嶋 魂のヘッド!東北の底力見せた!勝った!

[ 2011年4月30日 06:00 ]

<楽・オ>4回1死、楽天の嶋がショートへの打球を放ち一塁にヘッドスライディング

パ・リーグ 楽天3-1オリックス

(4月29日 Kスタ宮城)
 勝利の後、楽天選手会長の嶋は満員のスタンドに向かって熱く、心のこもった言葉を伝えた。震災からこれまでを振り返り、最後にこう訴えた。

 「絶対に見せましょう、東北の底力を」

 前夜、日付が変わるまで考え抜いたスピーチ。2日の札幌ドームで行われた慈善試合では「見せましょう、野球の底力を」と訴えたが、本拠地開幕では「東北の底力を」に変わった。今なお苦しむ人々を励ましたかった。

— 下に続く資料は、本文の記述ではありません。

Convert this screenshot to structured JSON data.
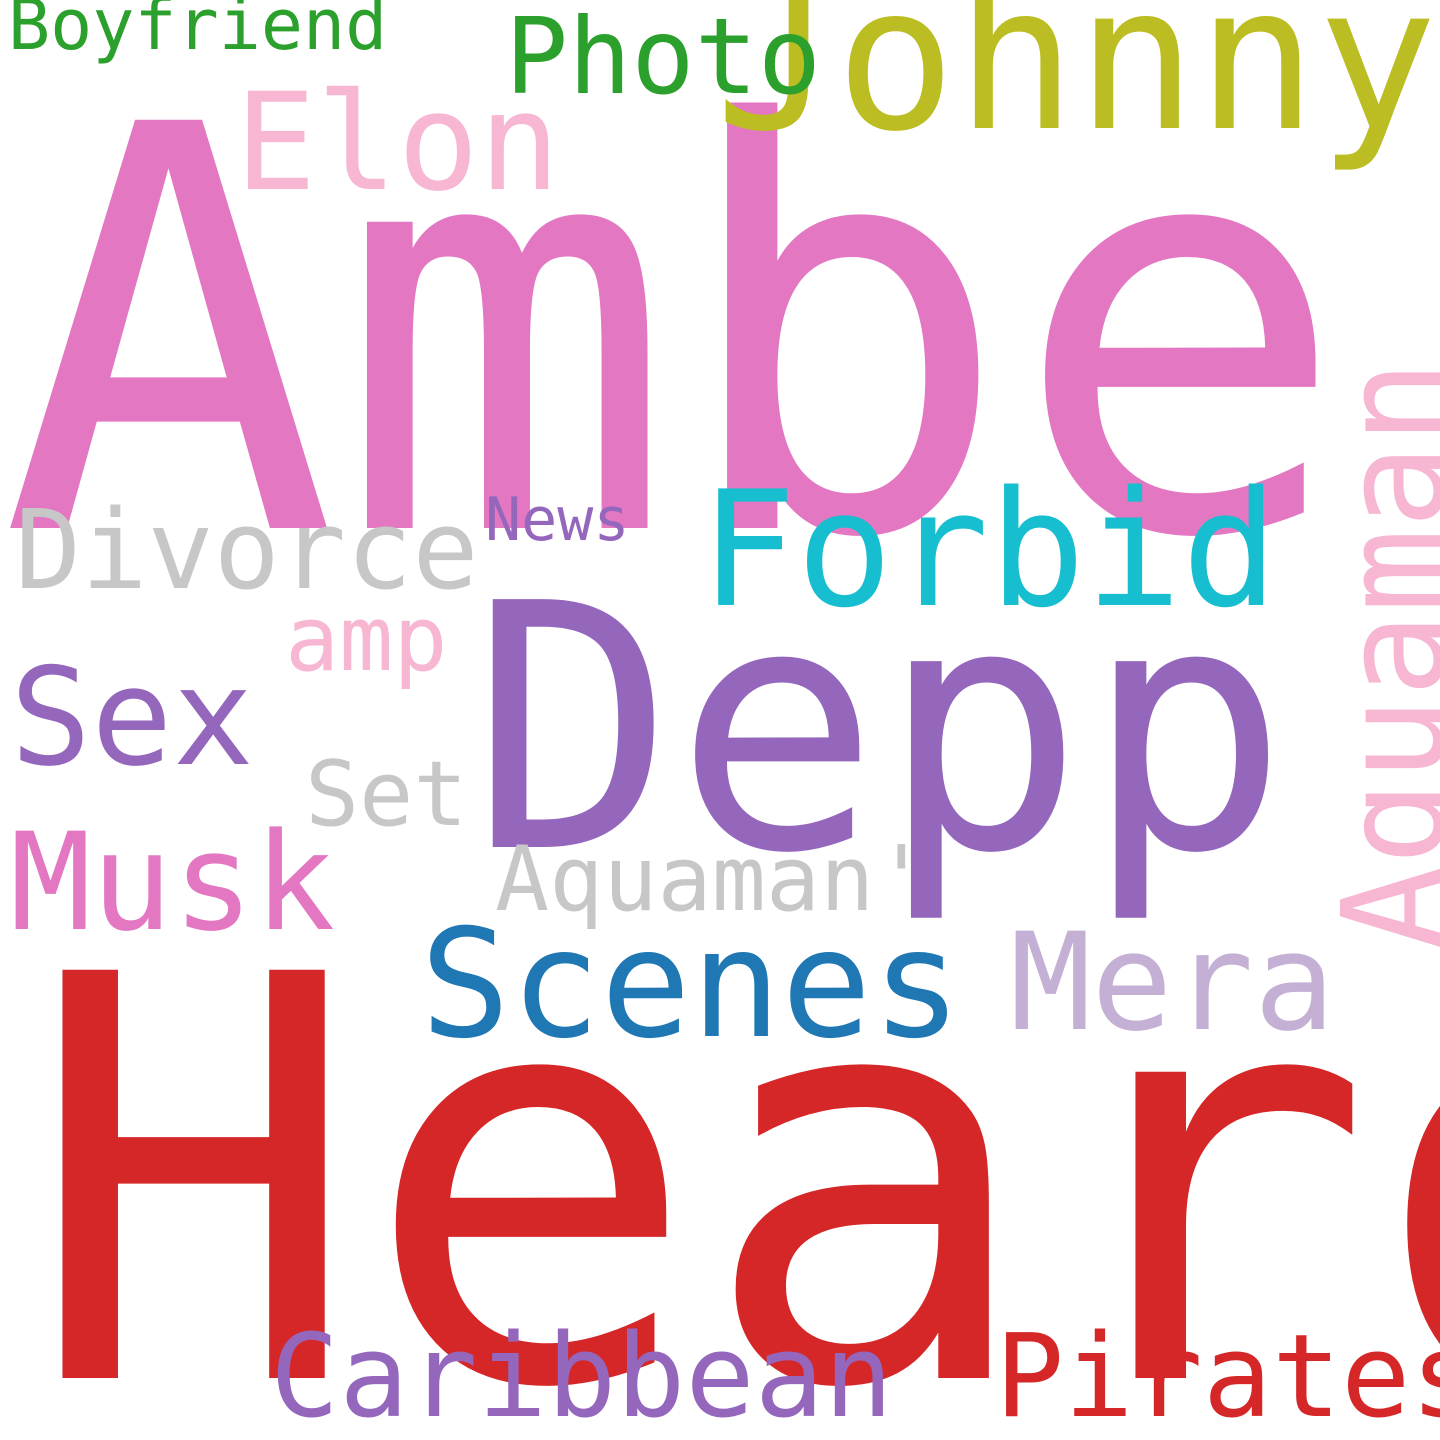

 試合では全力プレーで勇気づけた。2回に岩村、ルイーズに続く3連打となる中前打で先制につなげた。4回の遊撃内野安打では一塁にヘッドスライディング。マスクをかぶっても田中を好リードし「気持ちだけは前面に出していこうと。負けたら楽しみにしていた人たちを裏切ることになる。勝ったことが僕の中では一番ホッとしました」と胸をなで下ろした。

 8日に東松島市を慰問した際、震災で中止になった幻の開幕カードのチケットを手にした母娘に出会った。その娘は嶋の大ファン。津波に襲われた時、チケットを持って逃げたという。嶋はその宝物にサインした。その模様がテレビで放送され、感動したロッテファンの厚意で母娘は12日のロッテとの開幕戦(QVCマリン)に招待された。嶋は球場に招き入れ再会し、その試合で決勝3ラン。後日、再び放送された母娘の喜ぶ姿を見た。「しみじみと見てました。本当に良かった」。プロ野球選手は勇気を与えられる。そのことをあらためて実感した。

 「(Kスタ宮城は)凄く温かく、やっと帰ってきたなと。これからも勝利を積み重ねることが大事だと思う」。本拠地でもらった声援を力に代え、嶋は戦い続ける。

 ◆嶋スピーチ全文

 本日は、このような状況の中、ここKスタ宮城に足を運んでくださり、またテレビ、ラジオを通じてご覧いただき、誠にありがとうございます。球場に来ることが簡単ではなかった方、またここに来たくても来られなかった方も大勢いらっしゃるかと思います。
 地震が起きた時、僕たちは兵庫県にいました。遠方の地で家族ともなかなか連絡が取れず、不安な気持ちを抱えながら全国各地を転戦していました。報道を通じて被害状況が明らかになっていくにつれて、僕たちの気持ちもどんどん暗くなっていきました。その時のことを考えると、きょう、ここKスタ宮城で試合を開催できたことが信じられません。
 震災後、選手みんなで「自分たちに何ができるか」、「自分たちは何をすべきか」を議論して、考え抜き、この東北の地に戻れる日を待ち続けました。
 そして開幕5日前、初めて選手みんなで仙台に戻ってきました。変わり果てたこの東北の地を目と心にしっかりと刻み、「遅くなって申し訳ない」と言う気持ちで避難所を訪問したところ、皆さんから「おかえりなさい」、「私たちも負けないから頑張って」と声を掛けていただき、涙を流しました。その時に何のために僕たちは闘うのか、ハッキリしました。
 この1カ月半で分かったことがあります。それは誰かのために戦える人間は強いということです。
 東北の皆さん、絶対に乗り越えましょうこの時を。絶対に勝ち抜きましょうこの時を。今この時を乗り越えた先には、もっと強い自分と未来が待っているはずです。絶対に見せましょう、東北の底力を。本日はありがとうございました。